One gone other still here

Posted by admin on November 12th, 2008 filed in Uncategorized

This morning my hubby dad called me. I really am at a lost as to how to help him and not make matter worst. I wish I had words that could remove all his pain and keep him from feeling the grief he is expressing and I wish he come and stay here with family that will love him even when he being angry and lashing out. I understand it hard to deal with death of a love one and i can’t even begin to imagine what dad is going through but I know he hurting and in pain.
Losing a love one is one of the hardest things a person can go through. My husband and I are still dealing with grief and I know it safe to say we are all probably in the anger stage of our grief. I know his mom is with Yeshua, and she is no longer in pain but that don’t keep us from missing mom or wanting her here with us. I am worried about dad, and I don’t know how to fix it how to make it better. No words are going to heal this pain he has or fill the void he feels since losing mom. I know being there listening to him is important and does a lot of good, I know it makes him feel better at least for that time being.

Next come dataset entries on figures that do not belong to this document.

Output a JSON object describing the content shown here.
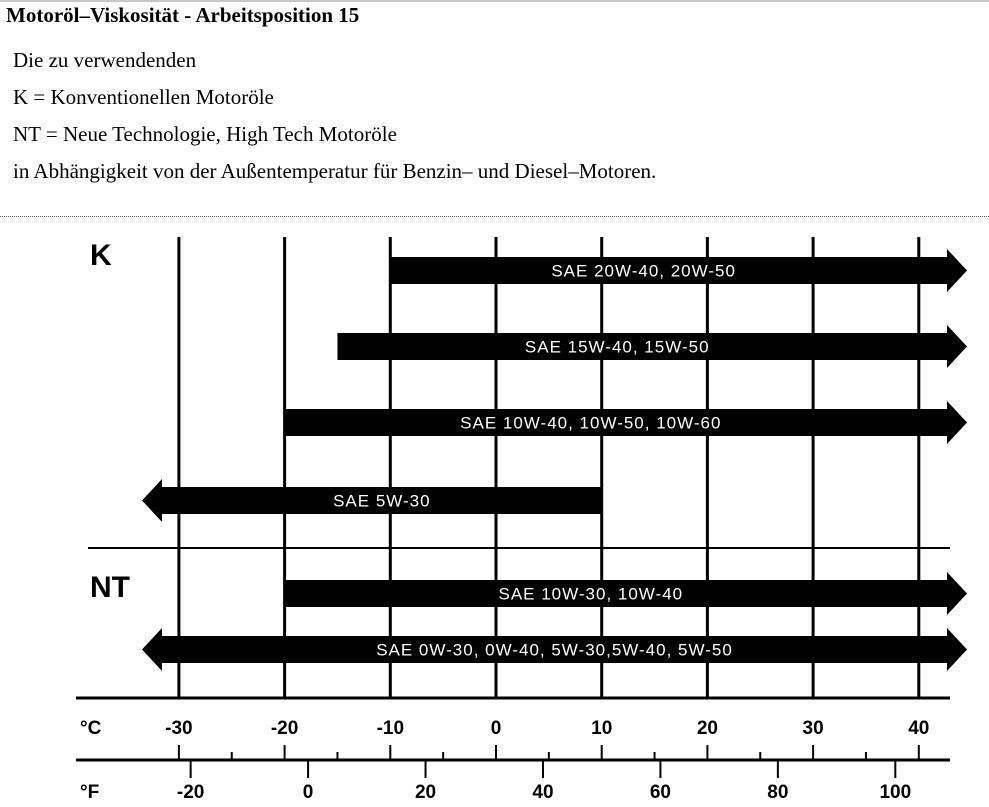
{
  "title": "Motoröl–Viskosität - Arbeitsposition 15",
  "intro": [
    "Die zu verwendenden",
    "K = Konventionellen Motoröle",
    "NT = Neue Technologie, High Tech Motoröle",
    "in Abhängigkeit von der Außentemperatur für Benzin– und Diesel–Motoren."
  ],
  "chart_data": {
    "type": "bar",
    "orientation": "horizontal-range",
    "xlabel_c": "°C",
    "xlabel_f": "°F",
    "xlim_c": [
      -34,
      43
    ],
    "c_ticks": [
      "-30",
      "-20",
      "-10",
      "0",
      "10",
      "20",
      "30",
      "40"
    ],
    "f_ticks": [
      "-20",
      "0",
      "20",
      "40",
      "60",
      "80",
      "100"
    ],
    "grid": true,
    "groups": [
      {
        "label": "K",
        "bars": [
          {
            "label": "SAE 20W-40, 20W-50",
            "from": -10,
            "to": null
          },
          {
            "label": "SAE 15W-40, 15W-50",
            "from": -15,
            "to": null
          },
          {
            "label": "SAE 10W-40, 10W-50, 10W-60",
            "from": -20,
            "to": null
          },
          {
            "label": "SAE 5W-30",
            "from": null,
            "to": 10
          }
        ]
      },
      {
        "label": "NT",
        "bars": [
          {
            "label": "SAE 10W-30, 10W-40",
            "from": -20,
            "to": null
          },
          {
            "label": "SAE 0W-30, 0W-40, 5W-30,5W-40, 5W-50",
            "from": null,
            "to": null
          }
        ]
      }
    ]
  }
}
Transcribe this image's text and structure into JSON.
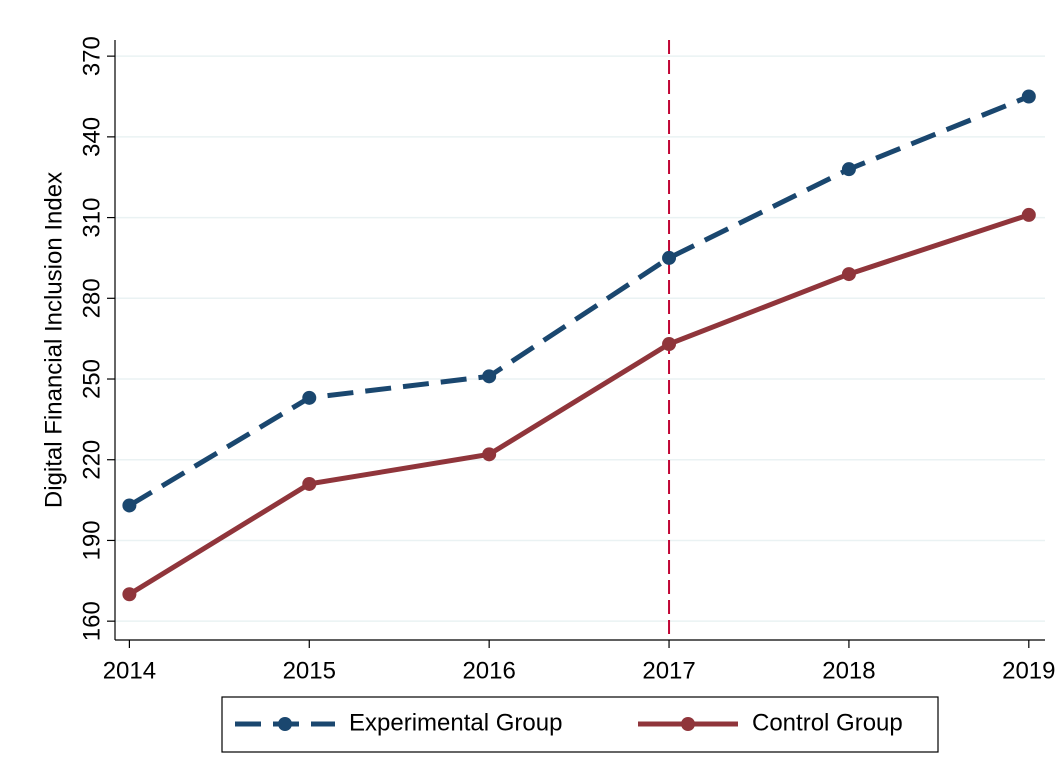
{
  "chart_data": {
    "type": "line",
    "y_label": "Digital Financial Inclusion Index",
    "x": [
      2014,
      2015,
      2016,
      2017,
      2018,
      2019
    ],
    "series": [
      {
        "name": "Experimental Group",
        "color": "#1a476f",
        "dash": true,
        "values": [
          203,
          243,
          251,
          295,
          328,
          355
        ]
      },
      {
        "name": "Control Group",
        "color": "#90353b",
        "dash": false,
        "values": [
          170,
          211,
          222,
          263,
          289,
          311
        ]
      }
    ],
    "xlim": [
      2013.92,
      2019.09
    ],
    "xticks": [
      2014,
      2015,
      2016,
      2017,
      2018,
      2019
    ],
    "ylim": [
      153,
      376
    ],
    "yticks": [
      160,
      190,
      220,
      250,
      280,
      310,
      340,
      370
    ],
    "grid": true,
    "reference_line_x": 2017,
    "reference_line_color": "#c10534",
    "legend": "bottom"
  }
}
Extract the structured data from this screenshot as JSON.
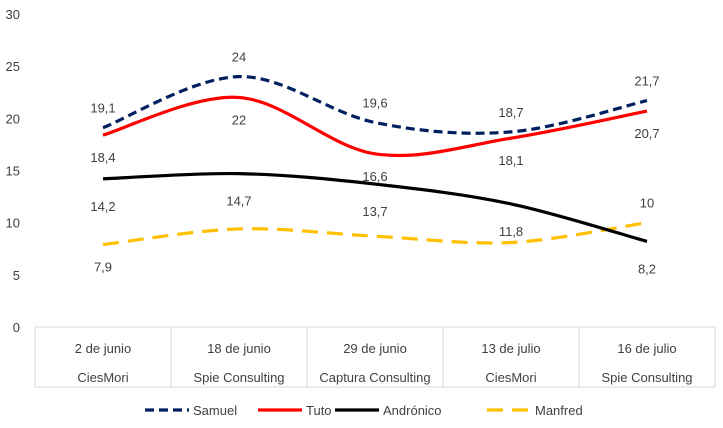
{
  "chart_data": {
    "type": "line",
    "title": "",
    "xlabel": "",
    "ylabel": "",
    "ylim": [
      0,
      30
    ],
    "yticks": [
      "0",
      "5",
      "10",
      "15",
      "20",
      "25",
      "30"
    ],
    "grid": false,
    "legend_position": "bottom",
    "categories": [
      {
        "date": "2 de junio",
        "company": "CiesMori"
      },
      {
        "date": "18 de junio",
        "company": "Spie Consulting"
      },
      {
        "date": "29 de junio",
        "company": "Captura Consulting"
      },
      {
        "date": "13 de julio",
        "company": "CiesMori"
      },
      {
        "date": "16 de julio",
        "company": "Spie Consulting"
      }
    ],
    "series": [
      {
        "name": "Samuel",
        "color": "#002060",
        "dash": "dashed",
        "values": [
          19.1,
          24,
          19.6,
          18.7,
          21.7
        ],
        "labels": [
          "19,1",
          "24",
          "19,6",
          "18,7",
          "21,7"
        ]
      },
      {
        "name": "Tuto",
        "color": "#ff0000",
        "dash": "solid",
        "values": [
          18.4,
          22,
          16.6,
          18.1,
          20.7
        ],
        "labels": [
          "18,4",
          "22",
          "16,6",
          "18,1",
          "20,7"
        ]
      },
      {
        "name": "Andrónico",
        "color": "#000000",
        "dash": "solid",
        "values": [
          14.2,
          14.7,
          13.7,
          11.8,
          8.2
        ],
        "labels": [
          "14,2",
          "14,7",
          "13,7",
          "11,8",
          "8,2"
        ]
      },
      {
        "name": "Manfred",
        "color": "#ffc000",
        "dash": "longdash",
        "values": [
          7.9,
          9.4,
          8.7,
          8.1,
          10
        ],
        "labels": [
          "7,9",
          "",
          "",
          "",
          "10"
        ]
      }
    ]
  }
}
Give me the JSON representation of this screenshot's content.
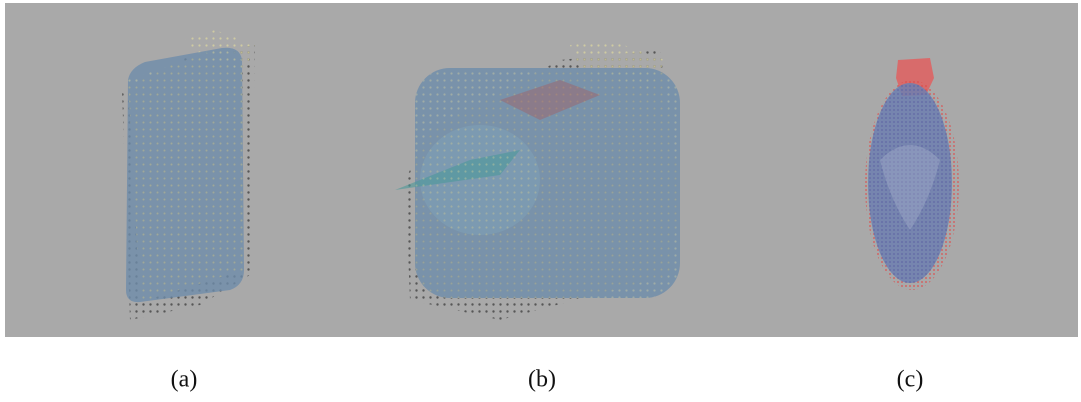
{
  "figure": {
    "subcaptions": [
      "(a)",
      "(b)",
      "(c)"
    ]
  }
}
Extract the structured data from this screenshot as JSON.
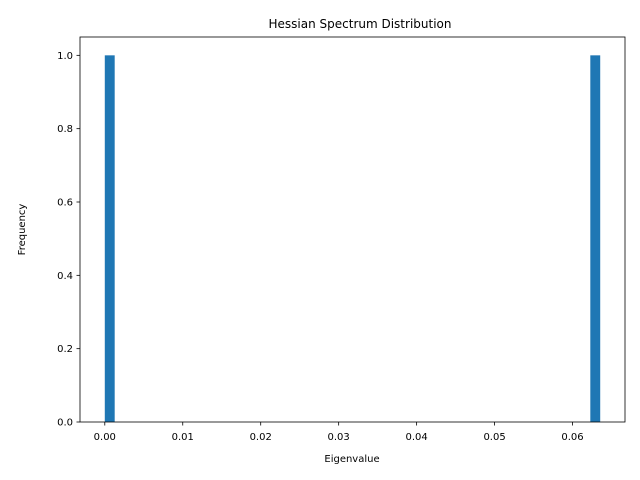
{
  "chart_data": {
    "type": "bar",
    "title": "Hessian Spectrum Distribution",
    "xlabel": "Eigenvalue",
    "ylabel": "Frequency",
    "xlim": [
      -0.00318,
      0.06673
    ],
    "ylim": [
      0,
      1.05
    ],
    "xticks": [
      "0.00",
      "0.01",
      "0.02",
      "0.03",
      "0.04",
      "0.05",
      "0.06"
    ],
    "yticks": [
      "0.0",
      "0.2",
      "0.4",
      "0.6",
      "0.8",
      "1.0"
    ],
    "bars": [
      {
        "x_start": 0.0,
        "x_end": 0.00127,
        "value": 1
      },
      {
        "x_start": 0.06228,
        "x_end": 0.06355,
        "value": 1
      }
    ],
    "bar_color": "#1f77b4",
    "grid": false,
    "legend": "none"
  }
}
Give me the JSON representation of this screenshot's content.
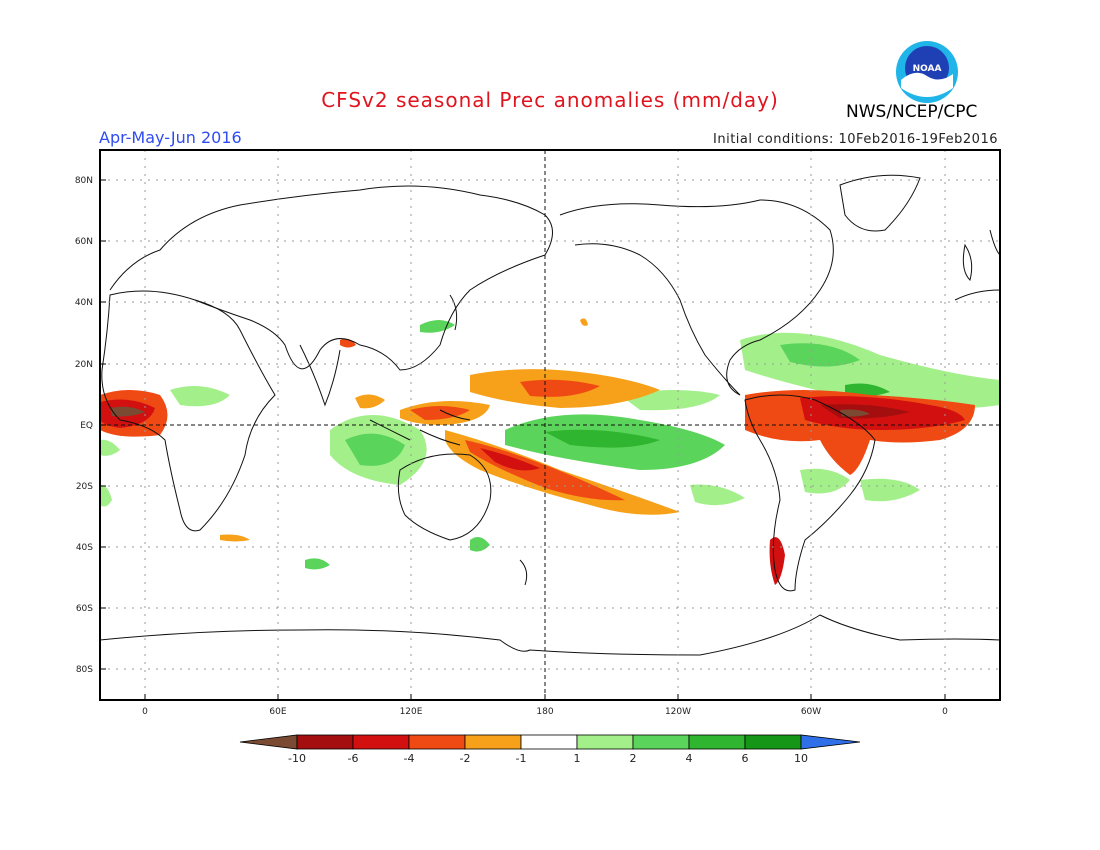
{
  "header": {
    "title": "CFSv2 seasonal Prec anomalies (mm/day)",
    "season": "Apr-May-Jun 2016",
    "initial_conditions": "Initial conditions: 10Feb2016-19Feb2016",
    "agency": "NWS/NCEP/CPC",
    "logo_text": "NOAA"
  },
  "map": {
    "lat_labels": [
      "80N",
      "60N",
      "40N",
      "20N",
      "EQ",
      "20S",
      "40S",
      "60S",
      "80S"
    ],
    "lon_labels": [
      "0",
      "60E",
      "120E",
      "180",
      "120W",
      "60W",
      "0"
    ],
    "projection": "cylindrical equidistant",
    "grid": "dotted",
    "reference_lines": "equator and dateline dashed"
  },
  "colorbar": {
    "labels": [
      "-10",
      "-6",
      "-4",
      "-2",
      "-1",
      "1",
      "2",
      "4",
      "6",
      "10"
    ],
    "colors": {
      "lt_-10": "#7a4a33",
      "-10_-6": "#a50e0e",
      "-6_-4": "#d21010",
      "-4_-2": "#f04a14",
      "-2_-1": "#f7a11a",
      "-1_1": "#ffffff",
      "1_2": "#a3f08a",
      "2_4": "#5ad45a",
      "4_6": "#2fb52f",
      "6_10": "#169616",
      "gt_10": "#2f6fe8"
    }
  }
}
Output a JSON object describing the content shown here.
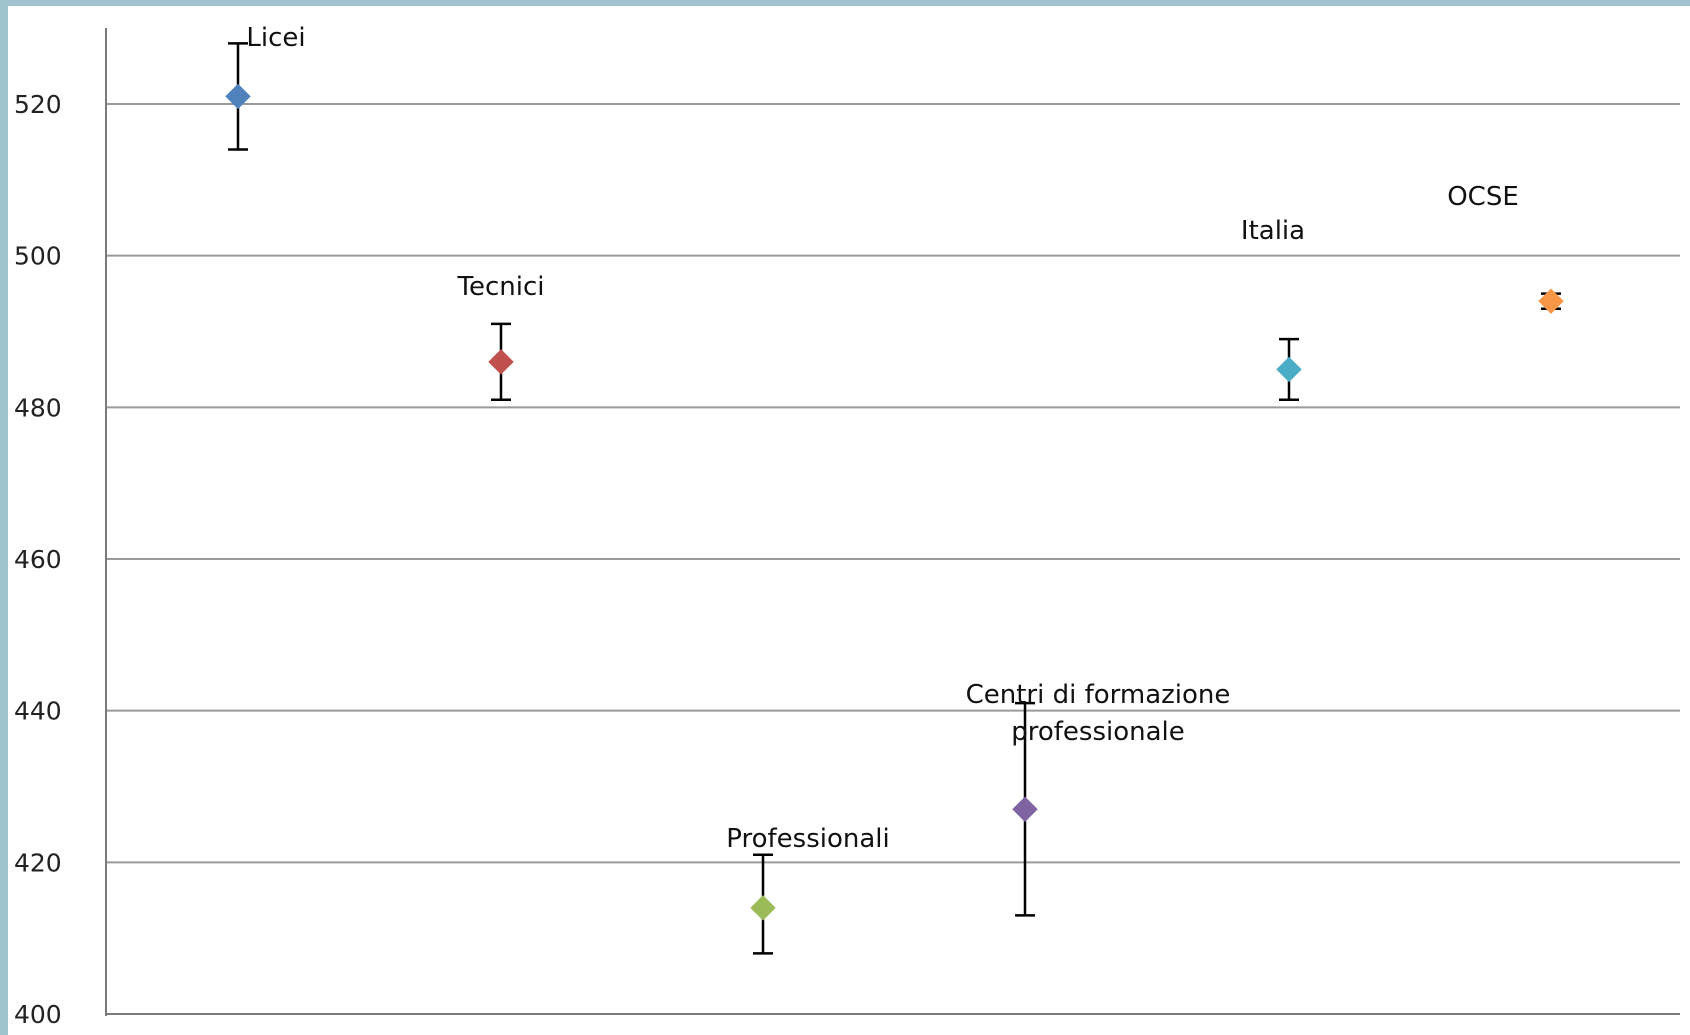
{
  "chart_data": {
    "type": "scatter",
    "title": "",
    "xlabel": "",
    "ylabel": "",
    "ylim": [
      400,
      530
    ],
    "yticks": [
      400,
      420,
      440,
      460,
      480,
      500,
      520
    ],
    "grid": true,
    "legend": "none",
    "points": [
      {
        "label": "Licei",
        "label_lines": [
          "Licei"
        ],
        "value": 521,
        "err_low": 514,
        "err_high": 528,
        "color": "#4f81bd"
      },
      {
        "label": "Tecnici",
        "label_lines": [
          "Tecnici"
        ],
        "value": 486,
        "err_low": 481,
        "err_high": 491,
        "color": "#c0504d"
      },
      {
        "label": "Professionali",
        "label_lines": [
          "Professionali"
        ],
        "value": 414,
        "err_low": 408,
        "err_high": 421,
        "color": "#9bbb59"
      },
      {
        "label": "Centri di formazione professionale",
        "label_lines": [
          "Centri di formazione",
          "professionale"
        ],
        "value": 427,
        "err_low": 413,
        "err_high": 441,
        "color": "#8064a2"
      },
      {
        "label": "Italia",
        "label_lines": [
          "Italia"
        ],
        "value": 485,
        "err_low": 481,
        "err_high": 489,
        "color": "#4bacc6"
      },
      {
        "label": "OCSE",
        "label_lines": [
          "OCSE"
        ],
        "value": 494,
        "err_low": 493,
        "err_high": 495,
        "color": "#f79646"
      }
    ]
  }
}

This morning dad called me and told me he didn’t want to go on living and felt like ending it the other night. This isn’t the first time I have had this converstation. I am worried that he might decide not to call once, and that will be a pain I don’t want my hubby to feel. Dad has been like this before when Craig was growing up. I could think of no bible verse or even a verse in Psalms to share with dad.
I ended up telling dad that we loved him and if anything where to happen to him we just wouldn’t be able to handle that. I told him some other stuff, but can’t remember exactly what I said. By the end of the conversation I had him laughing a couple of times.
How do I help dad, I know words won’t fix this. Nothing I will say will take a way his pain. I wish I could protect both dad and my husband from pain like this.
All I can do is prayer for dad, and keep looking at the Kaddish (Mourners Prayer) and look for hope with the Father.
We have offered dad several times to stay with myself and hubby for a while until he is feeling better. I am hoping eventually we will be able to convince him to move into a apartment building for seniors so he can have friends more his age.
Last night I found out Granny was brought to the hospital. She fall… Dad wanted to call her so I told him that she was in the hospital, because of a fall.